If you have Schema Registry running in multiple datacenters, and you lose your “primary” datacenter; what do you do? First, note that the remaining Schema Registry instances running on the “secondary” can continue to serve any request that does not result in a write to Kafka. This includes GET requests on existing IDs and POST requests on schemas already in the registry. They will be unable to register new schemas.

  • If possible, revive the “primary” datacenter by starting Kafka and Schema Registry as before.
  • If you must designate a new datacenter (call it DC B) as “primary”, reconfigure the kafkastore.bootstrap.servers in DC B to point to its local Kafka cluster and update Schema Registry config files to set leader.eligibility to true.
  • Restart your Schema Registry instances with these new configs in a rolling fashion.

Multi-Cluster Schema Registry

In the previous disaster recovery scenarios, a single Schema Registry typically serves multiple environments, with each environment potentially containing multiple Kafka clusters.

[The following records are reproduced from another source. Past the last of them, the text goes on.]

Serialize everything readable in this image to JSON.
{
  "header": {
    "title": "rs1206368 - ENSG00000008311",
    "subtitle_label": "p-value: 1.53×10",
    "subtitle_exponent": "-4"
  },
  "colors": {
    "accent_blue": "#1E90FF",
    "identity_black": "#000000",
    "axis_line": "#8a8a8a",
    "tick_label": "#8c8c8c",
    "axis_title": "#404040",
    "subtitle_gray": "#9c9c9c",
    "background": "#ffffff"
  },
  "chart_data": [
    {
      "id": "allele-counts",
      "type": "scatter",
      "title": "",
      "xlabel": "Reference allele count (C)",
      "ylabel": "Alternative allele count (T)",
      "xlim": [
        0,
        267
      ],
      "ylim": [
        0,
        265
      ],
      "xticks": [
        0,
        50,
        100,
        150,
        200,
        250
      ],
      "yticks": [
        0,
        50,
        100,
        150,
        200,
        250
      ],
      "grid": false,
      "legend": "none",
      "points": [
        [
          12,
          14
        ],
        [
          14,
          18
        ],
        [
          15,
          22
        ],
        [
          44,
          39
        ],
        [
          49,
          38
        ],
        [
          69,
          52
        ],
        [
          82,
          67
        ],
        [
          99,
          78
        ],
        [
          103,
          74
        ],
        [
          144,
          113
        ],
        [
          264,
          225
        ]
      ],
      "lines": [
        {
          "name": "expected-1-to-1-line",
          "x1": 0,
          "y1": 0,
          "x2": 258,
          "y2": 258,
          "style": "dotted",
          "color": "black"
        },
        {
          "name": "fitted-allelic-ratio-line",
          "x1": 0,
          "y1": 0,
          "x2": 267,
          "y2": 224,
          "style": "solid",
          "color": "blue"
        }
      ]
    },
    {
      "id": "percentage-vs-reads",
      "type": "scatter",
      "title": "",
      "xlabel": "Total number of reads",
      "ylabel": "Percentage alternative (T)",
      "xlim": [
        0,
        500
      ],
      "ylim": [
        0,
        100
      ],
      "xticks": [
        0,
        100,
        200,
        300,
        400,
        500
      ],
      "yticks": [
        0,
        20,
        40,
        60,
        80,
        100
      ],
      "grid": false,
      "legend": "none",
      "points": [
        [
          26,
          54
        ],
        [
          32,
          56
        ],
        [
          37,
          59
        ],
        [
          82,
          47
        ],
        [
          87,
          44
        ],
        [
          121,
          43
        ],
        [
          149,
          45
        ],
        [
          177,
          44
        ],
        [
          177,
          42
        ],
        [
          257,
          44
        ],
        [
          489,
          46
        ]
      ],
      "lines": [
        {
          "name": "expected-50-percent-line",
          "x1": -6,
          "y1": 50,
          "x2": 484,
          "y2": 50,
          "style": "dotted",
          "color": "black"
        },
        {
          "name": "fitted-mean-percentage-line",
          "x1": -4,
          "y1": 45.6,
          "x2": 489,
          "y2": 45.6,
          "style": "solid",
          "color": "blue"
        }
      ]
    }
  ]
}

Starting with version 5.4.1, Confluent Platform supports the ability to run multiple schema registries and associate a unique Schema Registry to each Kafka cluster in multi- cluster environments. Rather than disaster recovery, the primary goal of these types of deployments is the ability to scale by adding special purpose registries to support governance across diverse and massive datasets in large organizations.